My Note: This is meaningless and does not imply causation
That study says nothing about correlation or causation.

  • Protect your downside

While you might think that entrepreneurs necessary takes a risk, you can differentiate between risk-it-all entrepreneur and risk-averse ones.

And a study of entrepreneurs revealed that those who kept their day job instead of going for broke, for example, were 33% more successful.

  • Develop domain experience – then broaden it

Contrary to popular belief originality really thrives on experience.
Domain experience allows the originals to see patterns and improve their intuitions. The “eureka” moments are much more reliable when they come from an expert.

However, when you develop deep and continued expertise in one field only, you tend to become defensive and have difficulty in changing.
And that’s why you must combat that by broadening your interests.

For example, scientists who also engaged in artistic pursuits were several times more likely to win the Nobel prize.

  • Become an idea machine

In the creative arts, quantity equals quality.

Albeit most people assume that there is a trade-off between quality and quantity, it turns out that quantity is one of the most predictable paths to quality.

  • Procrastinate on purpose

You can increase your creativity by taking a break before starting your task.
This happens because when you start a task and finish it, your mind stops thinking about it. But when you start a task and then interrupt you let it “marinate” in your mind and allow it to connect laterally with other information in your mind.

originals book cover

Real Life Applications

Produce Lots of Ideas
I really loved to learn the concept that to do great work you need to produce lots of creative ideas. I’d like to see some more research on it, but for now I take it for good as it does make some sense indeed.

Get Angry For Something (Rather Than At Someone)
If you vent against someone you get angrier and your rage will accomplish little. If you get angry for something you can channel that energy into something more productive.
For example in creative endeavors or in making possible nothing similar will ever happen again.

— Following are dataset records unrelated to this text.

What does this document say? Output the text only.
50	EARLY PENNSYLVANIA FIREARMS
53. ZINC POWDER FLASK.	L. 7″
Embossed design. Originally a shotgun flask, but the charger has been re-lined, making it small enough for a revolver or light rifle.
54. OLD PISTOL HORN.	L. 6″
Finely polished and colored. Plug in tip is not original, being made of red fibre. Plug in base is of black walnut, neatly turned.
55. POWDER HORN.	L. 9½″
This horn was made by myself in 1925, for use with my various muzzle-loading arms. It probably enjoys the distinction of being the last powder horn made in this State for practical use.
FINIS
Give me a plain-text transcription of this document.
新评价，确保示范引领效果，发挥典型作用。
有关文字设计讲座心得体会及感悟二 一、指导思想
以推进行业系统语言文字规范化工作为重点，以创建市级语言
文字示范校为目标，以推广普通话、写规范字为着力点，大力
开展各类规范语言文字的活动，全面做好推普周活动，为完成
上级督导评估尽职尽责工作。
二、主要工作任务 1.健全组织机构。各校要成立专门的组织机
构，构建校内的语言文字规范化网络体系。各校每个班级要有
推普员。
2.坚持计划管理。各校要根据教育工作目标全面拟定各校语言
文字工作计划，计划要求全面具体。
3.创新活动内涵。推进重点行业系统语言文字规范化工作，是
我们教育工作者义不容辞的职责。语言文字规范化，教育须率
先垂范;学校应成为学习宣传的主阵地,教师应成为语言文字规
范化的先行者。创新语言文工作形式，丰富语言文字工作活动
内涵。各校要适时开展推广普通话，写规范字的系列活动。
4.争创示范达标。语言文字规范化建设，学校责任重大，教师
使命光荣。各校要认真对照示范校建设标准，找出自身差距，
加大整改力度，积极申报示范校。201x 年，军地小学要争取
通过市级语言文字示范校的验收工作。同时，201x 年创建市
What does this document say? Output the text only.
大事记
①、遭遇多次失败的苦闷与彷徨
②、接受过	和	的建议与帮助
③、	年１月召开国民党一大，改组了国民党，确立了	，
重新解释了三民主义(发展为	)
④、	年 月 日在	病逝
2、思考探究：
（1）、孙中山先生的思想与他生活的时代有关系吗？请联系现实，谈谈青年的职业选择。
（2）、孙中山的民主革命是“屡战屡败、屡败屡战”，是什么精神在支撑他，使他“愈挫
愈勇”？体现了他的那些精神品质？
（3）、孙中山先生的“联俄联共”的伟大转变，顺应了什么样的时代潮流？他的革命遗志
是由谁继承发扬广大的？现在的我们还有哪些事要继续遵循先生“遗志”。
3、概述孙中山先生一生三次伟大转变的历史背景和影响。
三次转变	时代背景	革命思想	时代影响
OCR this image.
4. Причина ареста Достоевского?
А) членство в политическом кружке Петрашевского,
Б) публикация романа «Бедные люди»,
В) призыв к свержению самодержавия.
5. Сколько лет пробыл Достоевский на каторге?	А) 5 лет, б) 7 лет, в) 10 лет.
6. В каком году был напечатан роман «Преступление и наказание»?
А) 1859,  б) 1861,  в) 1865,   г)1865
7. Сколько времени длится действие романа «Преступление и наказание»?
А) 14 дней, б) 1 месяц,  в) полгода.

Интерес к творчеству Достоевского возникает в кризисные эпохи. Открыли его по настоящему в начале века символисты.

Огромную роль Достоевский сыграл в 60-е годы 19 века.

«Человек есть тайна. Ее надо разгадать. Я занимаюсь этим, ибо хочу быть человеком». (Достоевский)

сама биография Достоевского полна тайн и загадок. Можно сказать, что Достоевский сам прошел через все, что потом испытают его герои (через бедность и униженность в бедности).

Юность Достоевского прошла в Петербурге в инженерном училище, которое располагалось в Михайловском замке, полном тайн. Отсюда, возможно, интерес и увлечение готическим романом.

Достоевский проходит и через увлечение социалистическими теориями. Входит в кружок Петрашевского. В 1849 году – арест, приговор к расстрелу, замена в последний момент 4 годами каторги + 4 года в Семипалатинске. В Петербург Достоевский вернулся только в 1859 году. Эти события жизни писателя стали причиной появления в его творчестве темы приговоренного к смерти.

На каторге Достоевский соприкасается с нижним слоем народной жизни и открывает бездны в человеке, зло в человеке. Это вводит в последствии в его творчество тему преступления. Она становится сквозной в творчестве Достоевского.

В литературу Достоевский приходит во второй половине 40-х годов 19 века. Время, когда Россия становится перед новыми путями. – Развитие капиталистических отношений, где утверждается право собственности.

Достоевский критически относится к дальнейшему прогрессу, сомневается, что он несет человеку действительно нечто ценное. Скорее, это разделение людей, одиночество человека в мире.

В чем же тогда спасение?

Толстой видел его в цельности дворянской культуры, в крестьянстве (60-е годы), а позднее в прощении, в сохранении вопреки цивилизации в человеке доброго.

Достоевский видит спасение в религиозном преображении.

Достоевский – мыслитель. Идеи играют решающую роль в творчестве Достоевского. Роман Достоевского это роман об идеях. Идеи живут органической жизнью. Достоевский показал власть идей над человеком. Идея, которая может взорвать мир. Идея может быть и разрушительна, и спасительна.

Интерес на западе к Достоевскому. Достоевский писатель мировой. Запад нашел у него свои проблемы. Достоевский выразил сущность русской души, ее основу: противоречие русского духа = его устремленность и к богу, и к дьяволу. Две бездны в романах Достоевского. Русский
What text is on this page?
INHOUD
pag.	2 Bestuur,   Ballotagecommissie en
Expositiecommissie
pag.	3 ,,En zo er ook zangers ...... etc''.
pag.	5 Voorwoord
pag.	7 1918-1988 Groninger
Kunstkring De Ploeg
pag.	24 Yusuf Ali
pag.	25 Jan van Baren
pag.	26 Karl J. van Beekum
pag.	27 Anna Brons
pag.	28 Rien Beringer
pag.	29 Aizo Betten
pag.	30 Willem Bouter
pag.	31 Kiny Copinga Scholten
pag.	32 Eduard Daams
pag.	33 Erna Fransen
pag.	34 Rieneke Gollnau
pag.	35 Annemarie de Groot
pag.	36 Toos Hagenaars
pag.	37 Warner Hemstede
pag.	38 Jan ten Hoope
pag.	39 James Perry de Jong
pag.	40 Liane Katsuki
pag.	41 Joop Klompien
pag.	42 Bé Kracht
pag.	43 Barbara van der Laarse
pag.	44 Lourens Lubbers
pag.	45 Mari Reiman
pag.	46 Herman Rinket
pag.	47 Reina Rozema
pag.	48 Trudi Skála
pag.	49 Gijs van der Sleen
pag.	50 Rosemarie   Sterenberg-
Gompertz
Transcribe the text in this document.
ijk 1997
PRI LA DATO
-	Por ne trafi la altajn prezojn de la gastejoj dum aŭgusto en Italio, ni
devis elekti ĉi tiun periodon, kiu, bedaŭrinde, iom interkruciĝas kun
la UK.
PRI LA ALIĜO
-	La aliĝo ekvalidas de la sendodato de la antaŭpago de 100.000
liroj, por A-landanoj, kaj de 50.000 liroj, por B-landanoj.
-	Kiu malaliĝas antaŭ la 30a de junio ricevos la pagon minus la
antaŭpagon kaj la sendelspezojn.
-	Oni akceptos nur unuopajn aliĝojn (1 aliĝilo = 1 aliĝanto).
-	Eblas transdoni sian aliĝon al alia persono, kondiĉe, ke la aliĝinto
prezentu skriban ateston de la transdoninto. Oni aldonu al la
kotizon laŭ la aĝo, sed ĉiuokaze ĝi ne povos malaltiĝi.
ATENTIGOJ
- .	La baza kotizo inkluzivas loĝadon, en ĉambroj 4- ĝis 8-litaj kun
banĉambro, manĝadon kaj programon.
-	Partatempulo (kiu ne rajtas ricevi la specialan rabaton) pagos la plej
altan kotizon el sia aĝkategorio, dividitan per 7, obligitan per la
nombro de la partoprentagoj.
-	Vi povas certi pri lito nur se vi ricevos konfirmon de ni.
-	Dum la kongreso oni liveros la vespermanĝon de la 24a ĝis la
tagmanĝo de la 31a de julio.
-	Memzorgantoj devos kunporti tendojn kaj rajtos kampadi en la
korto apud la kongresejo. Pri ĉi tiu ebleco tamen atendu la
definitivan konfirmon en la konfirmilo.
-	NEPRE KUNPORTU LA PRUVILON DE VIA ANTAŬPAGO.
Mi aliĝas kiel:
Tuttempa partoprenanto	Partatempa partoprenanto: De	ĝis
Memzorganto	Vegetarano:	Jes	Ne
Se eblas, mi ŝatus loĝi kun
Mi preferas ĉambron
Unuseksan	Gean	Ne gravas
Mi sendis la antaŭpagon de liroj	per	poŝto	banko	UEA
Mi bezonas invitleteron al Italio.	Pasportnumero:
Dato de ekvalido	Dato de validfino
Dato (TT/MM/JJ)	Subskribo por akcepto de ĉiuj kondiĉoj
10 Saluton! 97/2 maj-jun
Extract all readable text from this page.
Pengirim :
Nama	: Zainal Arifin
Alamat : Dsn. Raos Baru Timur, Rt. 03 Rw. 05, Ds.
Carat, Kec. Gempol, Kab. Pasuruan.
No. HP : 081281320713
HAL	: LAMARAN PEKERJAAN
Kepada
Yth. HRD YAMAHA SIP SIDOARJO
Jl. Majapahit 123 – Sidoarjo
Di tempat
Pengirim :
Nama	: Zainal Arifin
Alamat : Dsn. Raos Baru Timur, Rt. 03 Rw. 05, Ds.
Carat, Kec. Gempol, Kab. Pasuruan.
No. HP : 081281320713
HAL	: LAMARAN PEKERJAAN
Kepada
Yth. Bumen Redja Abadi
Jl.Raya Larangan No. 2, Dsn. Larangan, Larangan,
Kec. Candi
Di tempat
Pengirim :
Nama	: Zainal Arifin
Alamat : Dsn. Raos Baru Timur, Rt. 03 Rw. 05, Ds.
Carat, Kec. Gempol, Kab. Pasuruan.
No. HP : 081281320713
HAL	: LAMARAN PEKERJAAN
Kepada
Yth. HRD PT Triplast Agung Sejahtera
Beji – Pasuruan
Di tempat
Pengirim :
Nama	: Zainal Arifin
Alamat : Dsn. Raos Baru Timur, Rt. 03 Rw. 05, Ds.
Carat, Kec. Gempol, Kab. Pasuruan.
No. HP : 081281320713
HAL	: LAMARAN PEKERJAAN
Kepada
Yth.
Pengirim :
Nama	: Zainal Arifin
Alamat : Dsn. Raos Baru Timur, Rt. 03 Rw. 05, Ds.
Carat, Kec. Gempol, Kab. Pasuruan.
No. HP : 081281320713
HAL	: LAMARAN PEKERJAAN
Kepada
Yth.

Highly Reliant on Correlation
Originals relies heavily on correlation to explain things. For example, it says that because Nobel prize winners who engaged in both arts and science were more likely to win the Nobel prize, then that must mean that broadening your interests makes you more successful.
Or it says that Leonardo didn’t finish the Mona Lisa for 15 years as an example of effective procrastination. But that is not proof that procrastination is effective.
That is terrible evidence. Also read:

Bad Advice on Psychology of Persuasion
The author recommends that if you want to have your idea accepted you should start with the negative aspects of it. That will make you a more credible source.
But anyone who’s studied psychology knows that’s a gross over-generalization. What’s effective is highly contextual and depends on the type of audience you’re facing.


Some Awesome Ideas
There are some great ideas here for people who are looking to improve the quality of their work.


Originals is similar to Malcolm Gladwell books and Daniel Pink in the sense that it takes important social science researches and seeks to apply them to daily problems in life.

That approach is interesting and piques people’s curiosity.
And it’s useful: after all what’s research for if it doesn’t help improve our lives?

The risk with this kind of approach is that some writers might misunderstand and take researches out of context –as Gladwell did with the 10.000 hours rule for example-.
Or, in journalistic fashion, exaggerate and make big claims that the research doesn’t really back -as in Emotional Intelligence and Emotional Intelligence 2.0-.

In my opinion, Adam Grant does a good job here and Originals present quite a few good ideas that can indeed be helpful to anyone who’s busy with creative endeavors.